Dany in King’s Landing, Dany in isolation
“A Targaryen alone in the world is a terrible thing.”
– Maester Aemon Targaryen of Castle Black, season 5, episode 5
Daenerys Targaryen was born into a harsh world on the night of a storm, and her mother died in childbirth. Robert Baratheon wanted her dead because of her last name and her potential claim to the throne. Her cruel brother died. Her Dothraki husband died. She assembled an army. She crossed the Narrow Sea with them, and made her way back to her birthplace. She took Casterly Rock. She vanquished the Army of the Dead.
Everything is finally in place.
Dany might be the Last Dragon. Dany might even have a cruel streak, as Varys suspects. But she has surrounded herself with good people who love her, and she’s poised to take back the Iron Throne and fulfill her destiny.
Her Targaryen coin spins. Her destiny is cloudy. The game of thrones has other plans for those she loves the most.
Two of her three dragon children are dead. Her sworn protector, Ser Jorah Mormont, a man who loved her unconditionally and counseled her relentlessly, is dead. Missandei, her best friend, translator, and humanizing touchstone, is dead. Lord Varys, who worked behind the scenes since season 1 to return a Targaryen to the throne, has lost faith in her and now he’s dead. Her Hand, Tyrion Lannister, has done nothing but make mistakes and miscalculations since they got back to Westeros.
Even Jon Snow, a man she loves and who once loved her in return, has pulled away from her and betrayed her trust by telling his real lineage to his family. She knows that what was once a closely held secret will now be common knowledge, threatening her claim to the throne.

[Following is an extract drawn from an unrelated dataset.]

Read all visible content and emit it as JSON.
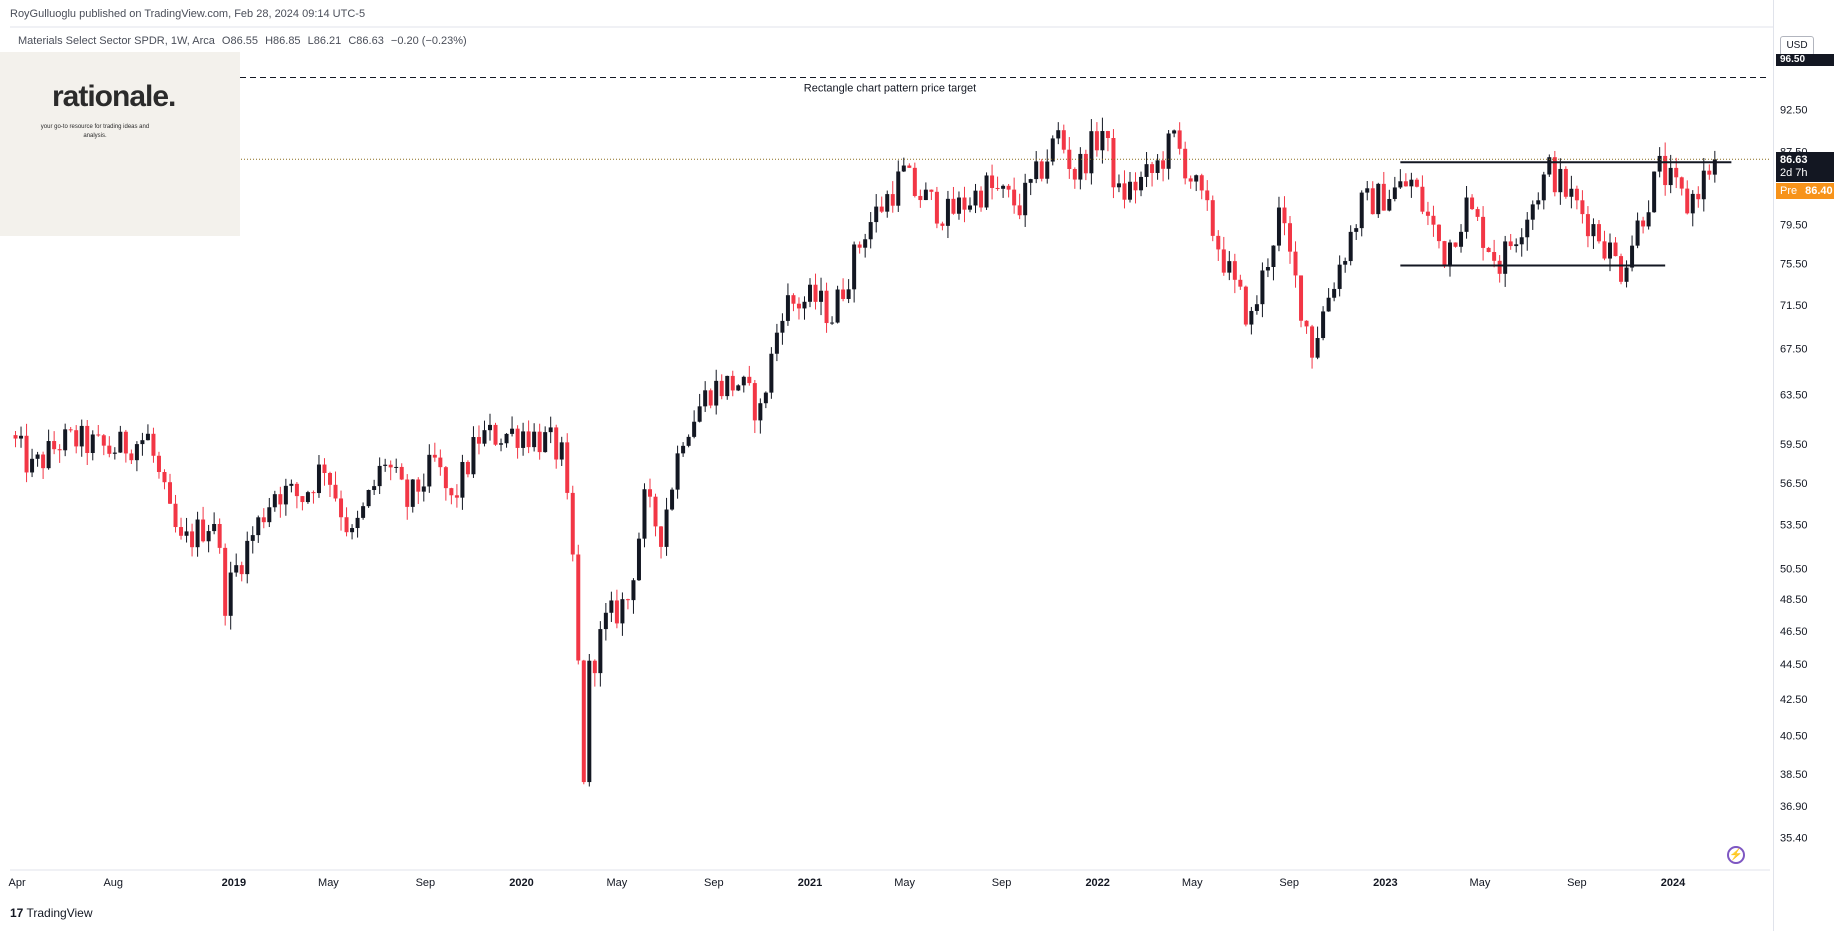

She’s no longer the Last Dragon. John has a better claim than she does. But worse than that, many love him more than they love her.
The game of thrones has stolen the love from her life. And again, love is what’s important to Dany. It’s what keeps her coin coming up good. In the absence of love, her Targaryen coin lands on the mad side.

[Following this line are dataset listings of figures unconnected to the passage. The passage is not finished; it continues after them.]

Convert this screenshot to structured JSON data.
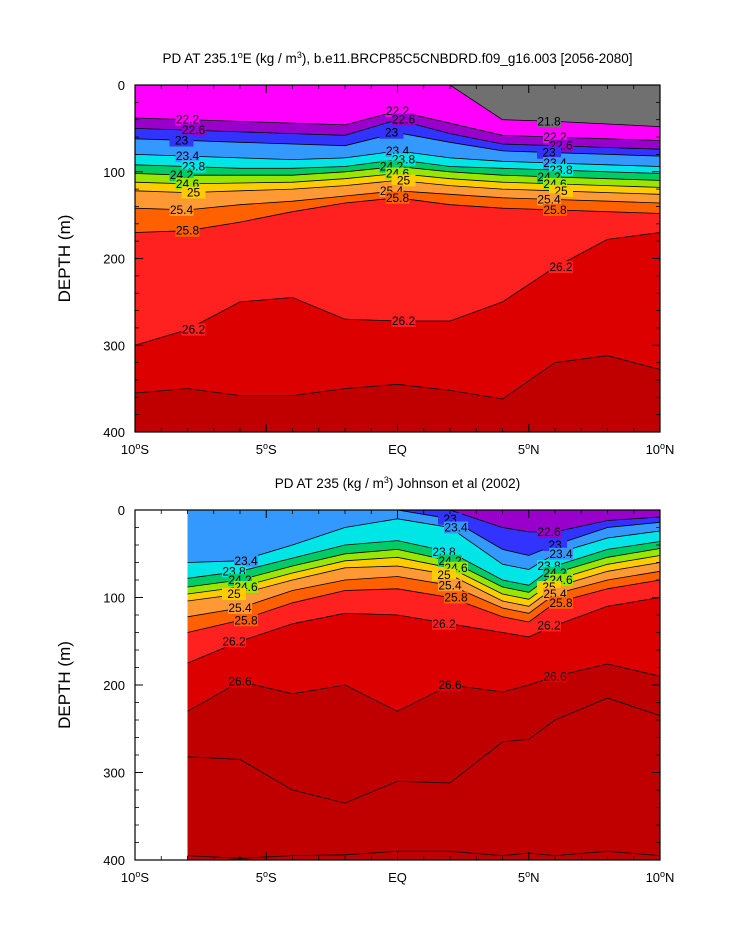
{
  "chart_data": [
    {
      "type": "contour",
      "title": "PD AT 235.1°E (kg / m³), b.e11.BRCP85C5CNBDRD.f09_g16.003 [2056-2080]",
      "title_parts": {
        "pre": "PD AT 235.1",
        "deg": "o",
        "post": "E (kg / m",
        "sup": "3",
        "tail": "), b.e11.BRCP85C5CNBDRD.f09_g16.003 [2056-2080]"
      },
      "ylabel": "DEPTH (m)",
      "xlabel": "",
      "xlim": [
        -10,
        10
      ],
      "ylim": [
        400,
        0
      ],
      "x_ticks": [
        -10,
        -5,
        0,
        5,
        10
      ],
      "x_tick_labels": [
        {
          "num": "10",
          "deg": "o",
          "hem": "S"
        },
        {
          "num": "5",
          "deg": "o",
          "hem": "S"
        },
        {
          "num": "EQ",
          "deg": "",
          "hem": ""
        },
        {
          "num": "5",
          "deg": "o",
          "hem": "N"
        },
        {
          "num": "10",
          "deg": "o",
          "hem": "N"
        }
      ],
      "y_ticks": [
        0,
        100,
        200,
        300,
        400
      ],
      "y_tick_labels": [
        "0",
        "100",
        "200",
        "300",
        "400"
      ],
      "x_data_start": -10,
      "contour_interval": 0.2,
      "isopycnal_depths": {
        "x": [
          -10,
          -8,
          -6,
          -4,
          -2,
          0,
          2,
          4,
          6,
          8,
          10
        ],
        "21.8": [
          0,
          0,
          0,
          0,
          0,
          0,
          0,
          40,
          42,
          45,
          48
        ],
        "22.2": [
          38,
          40,
          42,
          44,
          46,
          30,
          44,
          58,
          60,
          62,
          64
        ],
        "22.6": [
          50,
          52,
          54,
          56,
          58,
          40,
          56,
          68,
          70,
          72,
          74
        ],
        "23": [
          62,
          64,
          66,
          68,
          70,
          55,
          66,
          76,
          78,
          80,
          82
        ],
        "23.4": [
          80,
          82,
          84,
          86,
          84,
          76,
          84,
          88,
          90,
          92,
          94
        ],
        "23.8": [
          92,
          94,
          96,
          96,
          94,
          86,
          94,
          96,
          98,
          100,
          102
        ],
        "24.2": [
          102,
          104,
          104,
          104,
          100,
          94,
          100,
          104,
          106,
          108,
          110
        ],
        "24.6": [
          112,
          114,
          113,
          112,
          108,
          102,
          108,
          112,
          114,
          116,
          118
        ],
        "25": [
          122,
          124,
          122,
          120,
          116,
          110,
          116,
          120,
          122,
          124,
          126
        ],
        "25.4": [
          142,
          144,
          138,
          134,
          128,
          122,
          126,
          130,
          132,
          134,
          136
        ],
        "25.8": [
          170,
          168,
          158,
          146,
          136,
          130,
          138,
          142,
          144,
          146,
          148
        ],
        "26.2": [
          300,
          282,
          250,
          245,
          270,
          272,
          272,
          250,
          210,
          178,
          170
        ],
        "26.6": [
          355,
          350,
          358,
          358,
          350,
          345,
          352,
          362,
          320,
          312,
          328
        ]
      },
      "contour_labels": [
        "21.8",
        "22.2",
        "22.6",
        "23",
        "23.4",
        "23.8",
        "24.2",
        "24.6",
        "25",
        "25.4",
        "25.8",
        "26.2"
      ]
    },
    {
      "type": "contour",
      "title": "PD AT 235 (kg / m³) Johnson et al (2002)",
      "title_parts": {
        "pre": "PD AT 235 (kg / m",
        "deg": "",
        "post": "",
        "sup": "3",
        "tail": ") Johnson et al (2002)"
      },
      "ylabel": "DEPTH (m)",
      "xlabel": "",
      "xlim": [
        -10,
        10
      ],
      "ylim": [
        400,
        0
      ],
      "x_ticks": [
        -10,
        -5,
        0,
        5,
        10
      ],
      "x_tick_labels": [
        {
          "num": "10",
          "deg": "o",
          "hem": "S"
        },
        {
          "num": "5",
          "deg": "o",
          "hem": "S"
        },
        {
          "num": "EQ",
          "deg": "",
          "hem": ""
        },
        {
          "num": "5",
          "deg": "o",
          "hem": "N"
        },
        {
          "num": "10",
          "deg": "o",
          "hem": "N"
        }
      ],
      "y_ticks": [
        0,
        100,
        200,
        300,
        400
      ],
      "y_tick_labels": [
        "0",
        "100",
        "200",
        "300",
        "400"
      ],
      "x_data_start": -8,
      "contour_interval": 0.2,
      "isopycnal_depths": {
        "x": [
          -8,
          -6,
          -4,
          -2,
          0,
          2,
          4,
          5,
          6,
          8,
          10
        ],
        "22.6": [
          0,
          0,
          0,
          0,
          0,
          0,
          20,
          25,
          25,
          12,
          8
        ],
        "23": [
          0,
          0,
          0,
          0,
          0,
          10,
          45,
          52,
          40,
          20,
          14
        ],
        "23.4": [
          60,
          58,
          40,
          20,
          10,
          20,
          62,
          68,
          50,
          32,
          24
        ],
        "23.8": [
          78,
          70,
          55,
          40,
          35,
          48,
          80,
          86,
          64,
          45,
          36
        ],
        "24.2": [
          88,
          80,
          64,
          50,
          45,
          58,
          88,
          94,
          72,
          54,
          44
        ],
        "24.6": [
          96,
          88,
          72,
          58,
          54,
          66,
          96,
          102,
          80,
          62,
          52
        ],
        "25": [
          104,
          96,
          80,
          66,
          64,
          74,
          104,
          110,
          88,
          70,
          60
        ],
        "25.4": [
          122,
          112,
          92,
          80,
          76,
          86,
          112,
          118,
          96,
          80,
          70
        ],
        "25.8": [
          140,
          126,
          106,
          92,
          90,
          100,
          122,
          128,
          106,
          90,
          80
        ],
        "26.2": [
          175,
          150,
          130,
          118,
          120,
          130,
          140,
          145,
          132,
          110,
          100
        ],
        "26.6": [
          230,
          196,
          210,
          200,
          230,
          200,
          208,
          200,
          190,
          176,
          190
        ],
        "27": [
          282,
          285,
          320,
          335,
          310,
          312,
          265,
          262,
          240,
          215,
          235
        ],
        "27.4": [
          395,
          398,
          395,
          394,
          390,
          390,
          395,
          392,
          395,
          390,
          395
        ]
      },
      "contour_labels": [
        "22.6",
        "23",
        "23.4",
        "23.8",
        "24.2",
        "24.6",
        "25",
        "25.4",
        "25.8",
        "26.2",
        "26.6"
      ]
    }
  ],
  "colors": {
    "band_light_to_dense": [
      "#ffffff",
      "#707070",
      "#a8a8a8",
      "#ff00ff",
      "#cc00cc",
      "#9900cc",
      "#6600ff",
      "#3333ff",
      "#1a66ff",
      "#3399ff",
      "#33ccff",
      "#00e6e6",
      "#00cc99",
      "#00cc66",
      "#33cc00",
      "#99e600",
      "#e6e600",
      "#ffcc00",
      "#ffb347",
      "#ff9933",
      "#ff8000",
      "#ff6000",
      "#ff4000",
      "#ff2020",
      "#ee1010",
      "#dd0000",
      "#c00000"
    ],
    "contour_line": "#000000"
  }
}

“All right, then,” Dany tells Jon after he rebuffs her final attempt at romance. “Let it be fear.”
Dany burns King’s Landing
“Fire and blood.”
– House Targaryen words
There’s a moment in “The Bells” where Dany sits atop Drogon on the walls of King’s Landing. The Lannisters have surrendered. The gates are open. The war for the Iron Throne is over, and Dany has won.
Dany looks out over King’s Landing.
It’s the city where her family fell from power. It’s the city where her father died, and where usurpers have been sitting in her family’s throne for 20 years. It’s a city that’s full of people that didn’t welcome her with open arms.

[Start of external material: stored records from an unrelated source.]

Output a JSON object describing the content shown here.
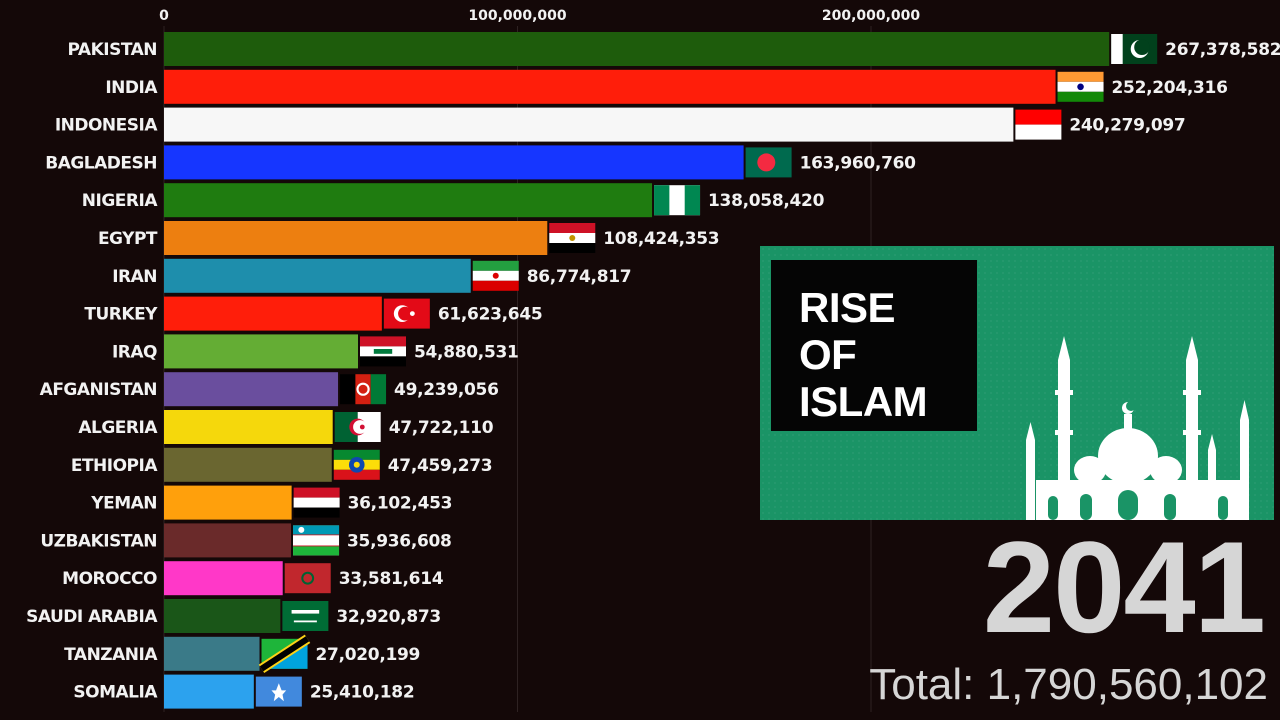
{
  "chart_data": {
    "type": "bar",
    "orientation": "horizontal",
    "categories": [
      "PAKISTAN",
      "INDIA",
      "INDONESIA",
      "BAGLADESH",
      "NIGERIA",
      "EGYPT",
      "IRAN",
      "TURKEY",
      "IRAQ",
      "AFGANISTAN",
      "ALGERIA",
      "ETHIOPIA",
      "YEMAN",
      "UZBAKISTAN",
      "MOROCCO",
      "SAUDI ARABIA",
      "TANZANIA",
      "SOMALIA"
    ],
    "values": [
      267378582,
      252204316,
      240279097,
      163960760,
      138058420,
      108424353,
      86774817,
      61623645,
      54880531,
      49239056,
      47722110,
      47459273,
      36102453,
      35936608,
      33581614,
      32920873,
      27020199,
      25410182
    ],
    "value_labels": [
      "267,378,582",
      "252,204,316",
      "240,279,097",
      "163,960,760",
      "138,058,420",
      "108,424,353",
      "86,774,817",
      "61,623,645",
      "54,880,531",
      "49,239,056",
      "47,722,110",
      "47,459,273",
      "36,102,453",
      "35,936,608",
      "33,581,614",
      "32,920,873",
      "27,020,199",
      "25,410,182"
    ],
    "bar_colors": [
      "#1e5c0c",
      "#ff1e0a",
      "#f7f7f7",
      "#1636ff",
      "#1f7c10",
      "#ed7f10",
      "#1e8eac",
      "#ff1e0a",
      "#64ad34",
      "#6a4e9e",
      "#f5d80c",
      "#6a6630",
      "#ffa00c",
      "#6a2a2a",
      "#ff38c8",
      "#1a5618",
      "#3a7a88",
      "#2ca2ee"
    ],
    "flag_icons": [
      "pakistan-flag",
      "india-flag",
      "indonesia-flag",
      "bangladesh-flag",
      "nigeria-flag",
      "egypt-flag",
      "iran-flag",
      "turkey-flag",
      "iraq-flag",
      "afghanistan-flag",
      "algeria-flag",
      "ethiopia-flag",
      "yemen-flag",
      "uzbekistan-flag",
      "morocco-flag",
      "saudi-arabia-flag",
      "tanzania-flag",
      "somalia-flag"
    ],
    "x_ticks": [
      0,
      100000000,
      200000000
    ],
    "x_tick_labels": [
      "0",
      "100,000,000",
      "200,000,000"
    ],
    "xlim": [
      0,
      270000000
    ],
    "grid": true,
    "year": "2041",
    "total_label": "Total: 1,790,560,102"
  },
  "banner": {
    "title_lines": [
      "RISE",
      "OF",
      "ISLAM"
    ],
    "background_color": "#1a9466",
    "icon": "mosque-icon"
  }
}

Earlier in the episode, Tyrion argued on behalf of the common folk of King’s Landing, who Queen Cersei is using as human shields. Any attack means civilian casualties.
“The people who live there, they’re not your enemies,” he said. “They’re innocents, like the ones you liberated in Meereen.”
“In Meereen, the slaves turned on the masters and liberated the city themselves the moment I arrived,” Dany said. “[Cersei] knows how to use her enemies’ weaknesses against them. That’s what she thinks our mercy is: weakness. But she’s wrong. Mercy is our strength. Our mercy towards future generations who will never again be held hostage by a tyrant.”
Dany is not concerned about the people living in King’s Landing today. Dany is concerned about the people who will one day live in King’s Landing under her rule. In her eyes, the people there aren’t innocent, they’re enemies.
Earlier in season 8, Sam asks Jon, “You gave up your crown to save your people. Would she do the same?”
With her choice, Dany gives us her answer. Unfortunately, the answer is a definitive, resounding, smoldering ruin of a “no.”
In the only moment that ultimately matters — when the battle for King’s Landing was won, and she sat atop her dragon, perched on the walls of the capital city — Daenerys Targaryen makes her choice.
It’s a choice that costs the lives of thousands of innocent people. It’s a shocking choice. It’s a choice that hurts just to watch. But it’s a choice with precedent.